Okay, so can we warn about CONFIG_DEBUG_INFO_BTF if
/sys/kernel/btf/vmlinux isn't accessible? I'd like to clear up
confusion over permissions, generally not an issue as these tools tend
to get run as root, and a missing kernel configuration - the issue
with Raspberry Pi OS.

Thanks,
Ian

> >
> > > > + } else
> > > > + pr_warn("Unable to access canonical vmlinux BTF from %s\n", location);
> > >
> > > here the question of CONFIG_DEBUG_INFO_BTF is more appropriate, if
> > > /sys/kernel/btf/vmlinux (on modern enough kernels) is missing, then
> > > CONFIG_DEBUG_INFO_BTF is missing, probably.
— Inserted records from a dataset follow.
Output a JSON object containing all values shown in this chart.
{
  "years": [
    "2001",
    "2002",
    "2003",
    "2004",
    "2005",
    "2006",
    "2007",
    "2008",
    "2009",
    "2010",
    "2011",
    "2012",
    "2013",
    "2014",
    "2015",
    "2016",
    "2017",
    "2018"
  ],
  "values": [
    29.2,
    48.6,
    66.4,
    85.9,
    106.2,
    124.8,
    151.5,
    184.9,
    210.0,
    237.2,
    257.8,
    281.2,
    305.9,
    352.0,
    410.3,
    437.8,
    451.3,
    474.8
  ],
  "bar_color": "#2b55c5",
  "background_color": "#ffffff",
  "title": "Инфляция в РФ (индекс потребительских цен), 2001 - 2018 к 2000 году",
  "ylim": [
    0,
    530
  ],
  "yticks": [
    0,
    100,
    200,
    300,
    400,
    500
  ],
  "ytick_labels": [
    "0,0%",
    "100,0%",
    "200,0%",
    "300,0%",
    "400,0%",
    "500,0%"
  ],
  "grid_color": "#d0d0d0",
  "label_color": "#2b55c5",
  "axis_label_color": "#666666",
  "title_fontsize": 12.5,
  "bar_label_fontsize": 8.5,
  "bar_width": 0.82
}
But I'd emit this only
> > > after trying all the fallback paths and not finding anything.
> > >
> > > also stylistical nit: if one side of if has {}, the other has to have
> > > {} as well, even if it's just one line
> > >
> > > >
> > > > + uname(&buf);
> > > > for (i = 0; i < ARRAY_SIZE(locations); i++) {
> > > > - snprintf(path, PATH_MAX, locations[i], buf.release);
> > > > + char path[PATH_MAX + 1];
> > > > +
> > > > + snprintf(path, sizeof(path), locations[i], buf.release);
> > > >
> > > > + btf = btf__load_vmlinux_btf_path(path);
> > > > if (faccessat(AT_FDCWD, path, R_OK, AT_EACCESS))
> > > > continue;
> > > >
> > > > - btf = btf__parse(path, NULL);
> > > > - err = libbpf_get_error(btf);
> > > > - pr_debug("loading kernel BTF '%s': %d\n", path, err);
> > > > - if (err)
> > > > - continue;
> > > > + btf = btf__load_vmlinux_btf_path(location);
> > > > + if (btf)
> > > > + return btf;
> > > >
> > > > - return btf;
> > > > + pr_warn("Failed to load vmlinux BTF from %s, was CONFIG_DEBUG_INFO_BTF enabled?\n",
> > >
> > > we should do better here as well. We should distinguish between "there
> > > is vmlinux image, but it has no BTF" vs "there is no vmlinux image" vs
> > > "vmlinux image is there, there is BTF, but we can't parse it". See
> > > btf__parse(). We return -ENODATA if ELF doesn't have BTF, that's the
> > > first situation. We can probably use faccessat() check for second
> > > situation. Everything else can be reported as pr_debug() with location
> > > (but still no CONFIG_DEBUG_INFO_BTF, it's meaningless for fallback BTF
> > > locations)
> > >
> > > > + path);
> > > > }
> > > >
> > > > - pr_warn("failed to find valid kernel BTF\n");
> > >
> > > and then here we can probably warn that we failed to find any kernel
> > > BTF, and suggest CONFIG_DEBUG_INFO_BTF
> >
> > Andrii, you've basically written this patch, can I pass this over to you?
>
> I think it would be great if you can finish thi, thanks.
>
> >
> > Thanks,
> > Ian
> >
> > > > return libbpf_err_ptr(-ESRCH);
> > > > }
> > > >
> > > > --
> > > > 2.43.0.429.g432eaa2c6b-goog
> > > >